Results can be submitted into a number of categories, such as Datacenter, Edge, Mobile, or Tiny. For Datacenter or Edge, they can also be submitted into the ‘closed’ category (apples-to-apples with same reference frameworks) or the ‘open’ category (anything goes, peak optimization). The metrics submitted depend on single stream, multiple stream, server response, or offline data flow. For those tracking MLPerf’s progress, the benchmark set is the same as v0.7, except with the requirement now that all DRAM must be ECC and steady state is measured with a minimum 10 minute run. Run results must be declared for what datatypes are used (int8, fp16, bf16, fp32). The benchmarks are designed to run on CPU, GPU, FPGA, or dedicated AI silicon.

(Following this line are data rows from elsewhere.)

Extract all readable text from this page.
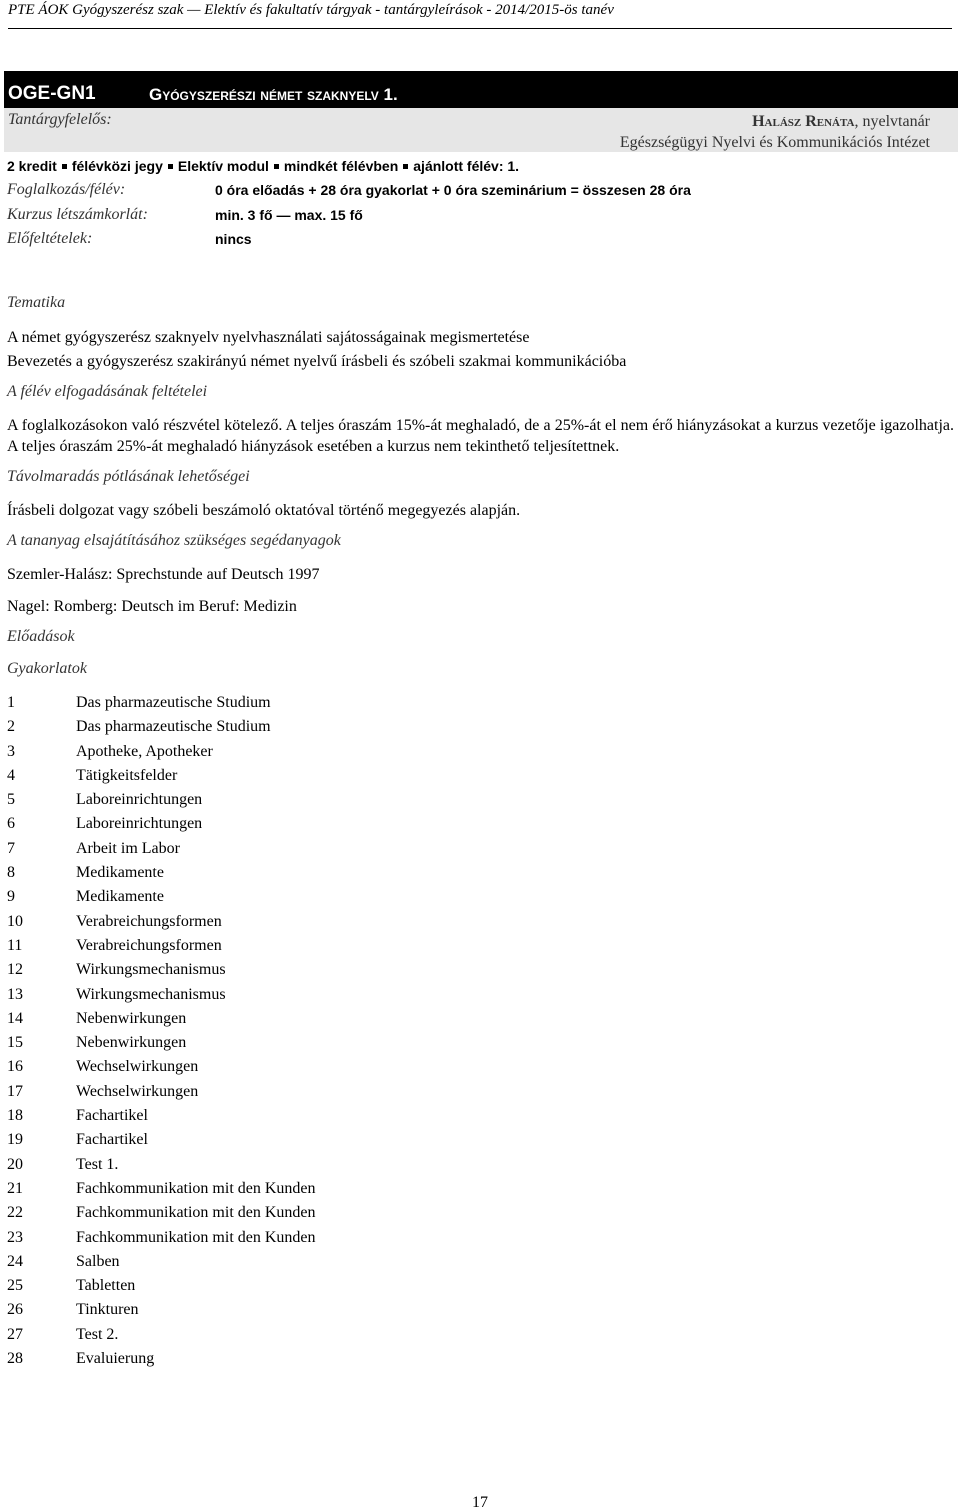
PTE ÁOK Gyógyszerész szak — Elektív és fakultatív tárgyak - tantárgyleírások - 2014/2015-ös tanév
OGE-GN1	Gyógyszerészi német szaknyelv 1.
Tantárgyfelelős:	Halász Renáta, nyelvtanár
Egészségügyi Nyelvi és Kommunikációs Intézet
2 kredit félévközi jegy Elektív modul mindkét félévben ajánlott félév: 1.
Foglalkozás/félév:	0 óra előadás + 28 óra gyakorlat + 0 óra szeminárium = összesen 28 óra
Kurzus létszámkorlát:	min. 3 fő — max. 15 fő
Előfeltételek:	nincs
Tematika
A német gyógyszerész szaknyelv nyelvhasználati sajátosságainak megismertetése
Bevezetés a gyógyszerész szakirányú német nyelvű írásbeli és szóbeli szakmai kommunikációba
A félév elfogadásának feltételei
A foglalkozásokon való részvétel kötelező. A teljes óraszám 15%-át meghaladó, de a 25%-át el nem érő hiányzásokat a kurzus vezetője igazolhatja. A teljes óraszám 25%-át meghaladó hiányzások esetében a kurzus nem tekinthető teljesítettnek.
Távolmaradás pótlásának lehetőségei
Írásbeli dolgozat vagy szóbeli beszámoló oktatóval történő megegyezés alapján.
A tananyag elsajátításához szükséges segédanyagok
Szemler-Halász: Sprechstunde auf Deutsch 1997
Nagel: Romberg: Deutsch im Beruf: Medizin
Előadások
Gyakorlatok
1	Das pharmazeutische Studium
2	Das pharmazeutische Studium
3	Apotheke, Apotheker
4	Tätigkeitsfelder
5	Laboreinrichtungen
6	Laboreinrichtungen
7	Arbeit im Labor
8	Medikamente
9	Medikamente
10	Verabreichungsformen
11	Verabreichungsformen
12	Wirkungsmechanismus
13	Wirkungsmechanismus
14	Nebenwirkungen
15	Nebenwirkungen
16	Wechselwirkungen
17	Wechselwirkungen
18	Fachartikel
19	Fachartikel
20	Test 1.
21	Fachkommunikation mit den Kunden
22	Fachkommunikation mit den Kunden
23	Fachkommunikation mit den Kunden
24	Salben
25	Tabletten
26	Tinkturen
27	Test 2.
28	Evaluierung
17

The companies that have been submitting results to MLPerf so far are a mix of vendors, OEM partners, and MLCommons members, such as Alibaba, Dell, Gigabyte, HPE, Inspur, Intel, Lenovo, NVIDIA, Qualcomm, Supermicro, and Xilinx. Most of these players have big multi-socket systems and multi-GPU designs depending on what market they are targeting to promote with the results numbers. For example, Qualcomm has a system result in the datacenter category using two EPYCs and 5 of its Cloud AI 100 cards, but it has also submitted data to the edge category with an AI development kit featuring a Snapdragon 865 and a version of its Cloud AI hardware.

Qualcomm's Cloud AI 100

The biggest submitter for this launch, Krai, has developed an automated test suite for MLPerf Inference v1.0 and run the benchmark suite across a number of low-cost edge devices such as the Raspberry Pi, NVIDIA’s Jetson, and RockChip hardware, all with and without GPU acceleration. As a result, Krai provides over half of all the results (1000+) in today’s tranche of data.  Compare that to Centaur, which has provided a handful of data points for its upcoming CHA AI coprocessor.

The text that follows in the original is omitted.